Normally, I'd lead off this section with any K-State news, then mention relevant things from other schools. That will not happen today, because it's simply not the lead football story. Yesterday morning, former Auburn tight end Philip Lutzenkirchen, who had a very brief stint in camp this spring with the Rams, died in a traffic accident. It's actually sort of relevant to us on two counts. One, it was likely Lutzenkirchen would be headed to Manhattan for the Auburn game; two, Lutzenkirchen had recently begun writing for SB Nation as a special contributor, so this is sort of a familial loss. (I highly recommend the three pieces Lutzenkirchen wrote for the mothership, especially the last one in which he discusses the awkward situation caused by his sister choosing to play soccer for Alabama.)
There are more important things about Lutzenkirchen's life than this, including his somewhat surprising (given his religious convictions) defense of Michael Sam which actually caused some Auburn fans to condemn him, but perhaps the most compelling observation you can make about what sort of guy Lutzenkirchen was is to look at the reaction of Alabama fans especially, and SEC fans in general.
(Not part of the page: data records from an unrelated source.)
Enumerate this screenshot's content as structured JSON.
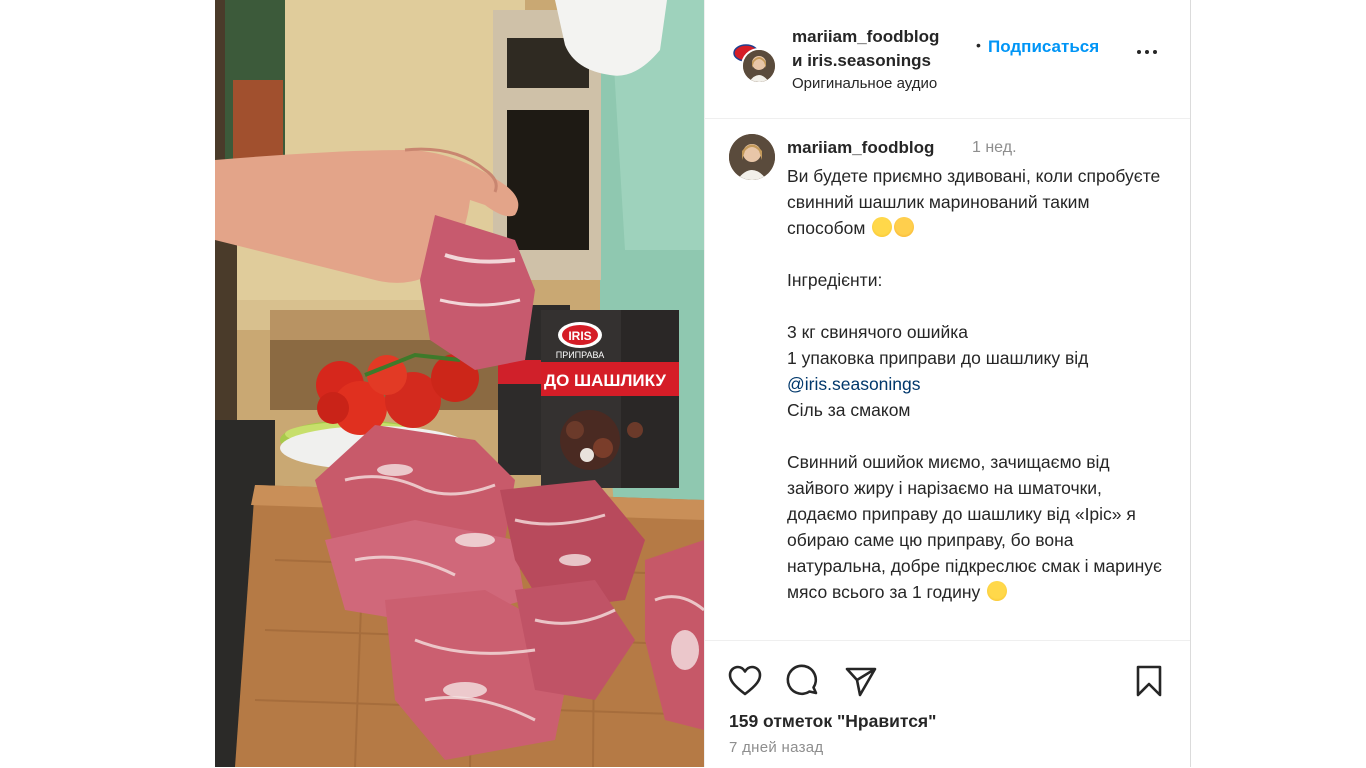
{
  "header": {
    "user_primary": "mariiam_foodblog",
    "connector": "и",
    "user_secondary": "iris.seasonings",
    "separator": "•",
    "follow_label": "Подписаться",
    "audio": "Оригинальное аудио"
  },
  "caption": {
    "username": "mariiam_foodblog",
    "time": "1 нед.",
    "intro": "Ви будете приємно здивовані, коли спробуєте свинний шашлик маринований таким способом",
    "ingredients_title": "Інгредієнти:",
    "ingredient_1": "3 кг свинячого ошийка",
    "ingredient_2": "1 упаковка приправи до шашлику від",
    "mention": "@iris.seasonings",
    "ingredient_3": "Сіль за смаком",
    "method": "Свинний ошийок миємо, зачищаємо від зайвого жиру і нарізаємо на шматочки, додаємо приправу до шашлику від «Іріс» я обираю саме цю приправу, бо вона натуральна, добре підкреслює смак і маринує мясо всього за 1 годину"
  },
  "media": {
    "package_brand": "IRIS",
    "package_subtitle": "ПРИПРАВА",
    "package_title": "ДО ШАШЛИКУ"
  },
  "actions": {
    "icons": [
      "heart-icon",
      "comment-icon",
      "share-icon",
      "bookmark-icon"
    ],
    "likes": "159 отметок \"Нравится\"",
    "date": "7 дней назад"
  },
  "colors": {
    "accent": "#0095f6",
    "text": "#262626",
    "muted": "#8e8e8e",
    "mention": "#00376b"
  }
}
They're all in mourning, and it's not just lip service. It would be a stretch to suggest that Lutzenkirchen was "beloved" by Alabama fans, but he was certainly respected and in most cases actually well-liked by them. If that's not a guy whose loss lessens us all, I don't know what is. Godspeed, Philip.
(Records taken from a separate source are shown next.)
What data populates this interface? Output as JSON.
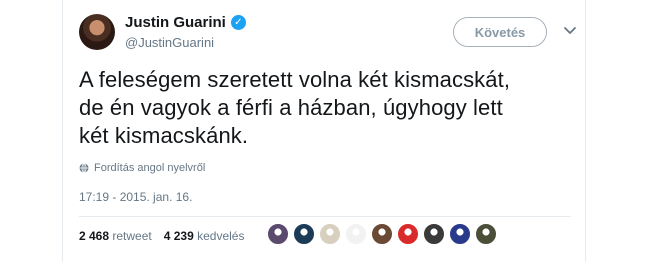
{
  "tweet": {
    "author": {
      "display_name": "Justin Guarini",
      "handle": "@JustinGuarini",
      "verified_icon": "verified-badge-icon"
    },
    "follow_label": "Követés",
    "text_lines": [
      "A feleségem szeretett volna két kismacskát,",
      "de én vagyok a férfi a házban, úgyhogy lett",
      "két kismacskánk."
    ],
    "translate_label": "Fordítás angol nyelvről",
    "timestamp": "17:19 - 2015. jan. 16.",
    "stats": {
      "retweets_count": "2 468",
      "retweets_label": "retweet",
      "likes_count": "4 239",
      "likes_label": "kedvelés"
    },
    "likers": [
      {
        "name": "liker-avatar-1",
        "color": "#5a4a6e"
      },
      {
        "name": "liker-avatar-2",
        "color": "#1c3b57"
      },
      {
        "name": "liker-avatar-3",
        "color": "#d7d0bf"
      },
      {
        "name": "liker-avatar-4",
        "color": "#f2f2f2"
      },
      {
        "name": "liker-avatar-5",
        "color": "#6b4a35"
      },
      {
        "name": "liker-avatar-6",
        "color": "#d92b2b"
      },
      {
        "name": "liker-avatar-7",
        "color": "#3a3a3a"
      },
      {
        "name": "liker-avatar-8",
        "color": "#2a3a8a"
      },
      {
        "name": "liker-avatar-9",
        "color": "#4b4f3a"
      }
    ]
  },
  "colors": {
    "accent": "#1da1f2",
    "text": "#14171a",
    "muted": "#657786",
    "border": "#e6ecf0"
  }
}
Kellis Robinett checks in with Bill Snyder and discusses the relatively high number of commits the Wildcats have landed before June's even ended. We also finally have confirmation from Snyder himself that Collin Klein is rejoining the program.
Jason Greenberg of the Cartersville (Ga.) Daily Tribune-News dropped a piece with interview quotes on K-State's latest commit, RB Kalin Heath. Turns out K-State had another helping hand in his recruitment: his cousin is T.L. Ford, who'd originally committed to K-State before switching to North Carolina-Charlotte in a move which, as you may recall, smelled suspiciously like the Wildcats doing either Ford or Charlotte a favor. (Or maybe it was all a gambit to help get Heath this year...)
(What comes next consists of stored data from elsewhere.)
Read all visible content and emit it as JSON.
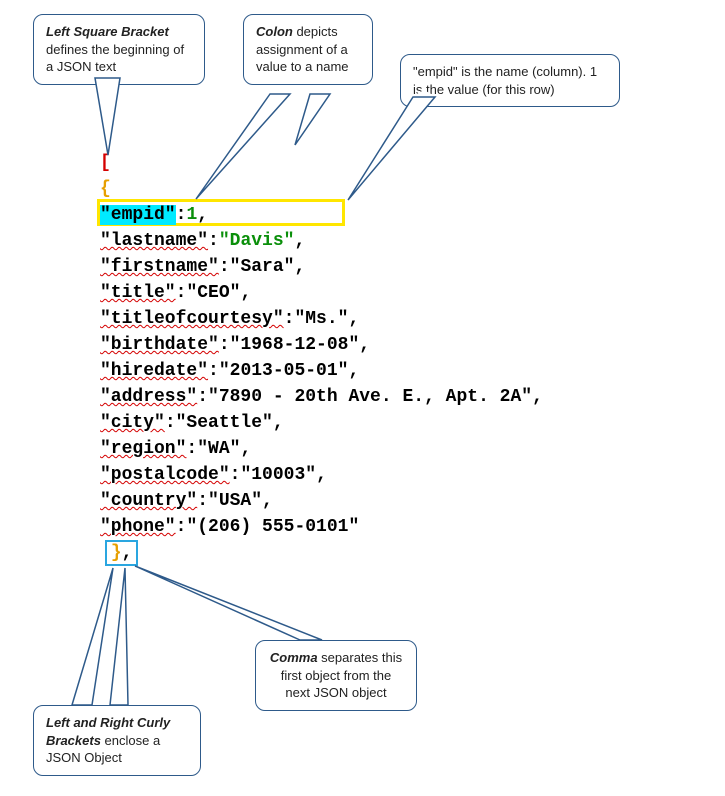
{
  "callouts": {
    "leftBracket": {
      "bold": "Left Square Bracket",
      "rest": " defines the beginning of a JSON text"
    },
    "colon": {
      "bold": "Colon",
      "rest": " depicts assignment of a value to a name"
    },
    "empid": {
      "text": "\"empid\" is the name (column). 1 is the value (for this row)"
    },
    "curly": {
      "bold": "Left and Right Curly Brackets",
      "rest": " enclose a JSON Object"
    },
    "comma": {
      "bold": "Comma",
      "rest": " separates this first object from the next JSON object"
    }
  },
  "json_sample": {
    "empid": 1,
    "lastname": "Davis",
    "firstname": "Sara",
    "title": "CEO",
    "titleofcourtesy": "Ms.",
    "birthdate": "1968-12-08",
    "hiredate": "2013-05-01",
    "address": "7890 - 20th Ave. E., Apt. 2A",
    "city": "Seattle",
    "region": "WA",
    "postalcode": "10003",
    "country": "USA",
    "phone": "(206) 555-0101"
  },
  "keys_order": [
    "empid",
    "lastname",
    "firstname",
    "title",
    "titleofcourtesy",
    "birthdate",
    "hiredate",
    "address",
    "city",
    "region",
    "postalcode",
    "country",
    "phone"
  ]
}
CBS's Dennis Dodd has a pretty good commentary on the general situation in the wake of the conclusion of arguments the O'Bannon trial. (No, the rest of the media, the trial isn't over. Just the arguments. Get with the program.)
Dolph Simons at the Lawrence Journal-World says that having a track around the football field isn't nearly as embarrassing as the product they've been selling on the field. He may have a point.
The Star's Kathleen Gier caught up with Jeff Mittie at the K yesterday, and Mittie says the team is "ahead of schedule".
Why isn't the media going to forget Leti Romero any time soon? Because it's still happening. Alabama is refusing to grant guard Daisha Simmons permission to contact other schools for purposes of a transfer -- and Simmons has already graduated.
At the USA Outdoor Track and Field Championships in Sacramento, Erik Kynard and Amanda Bingson repeated as national champions in, respectively, high jump and hammer throw. Devin Dick, in what might be his final official performance as a Wildcat, took eighth in the decathlon. Devin Field finished 11th in both the long jump and triple jump. Some Wildcats may turn up at the IIAF World Junior Championships in Eugene, but those entries aren't finalized yet.
Up in Canada, meanwhile, Alyx Treasure captured the Canadian national title in the high jump. It's her first major national title, although she was also Canadian Youth champion and Junior High champion previously.
Andrew Wyder of the Muscatine (Ia.) Journal profiles Iowa Central CC thrower Brady Grunder, who's part of Cliff Rovelto's recruiting class for this year.
Incoming freshman Bryna Vogel won the Lynette Woodard Award, presented to the Wichita area's best female high school athlete.
Kelly McHugh reports on senior Taylor Johnson and her future after volleyball.
Five Johnson County teenagers stole a goat and took it to McDonald's, presumably to buy it a Happy Meal or something. Back in my day, this was considered hijinx. Now, it gets you arrested.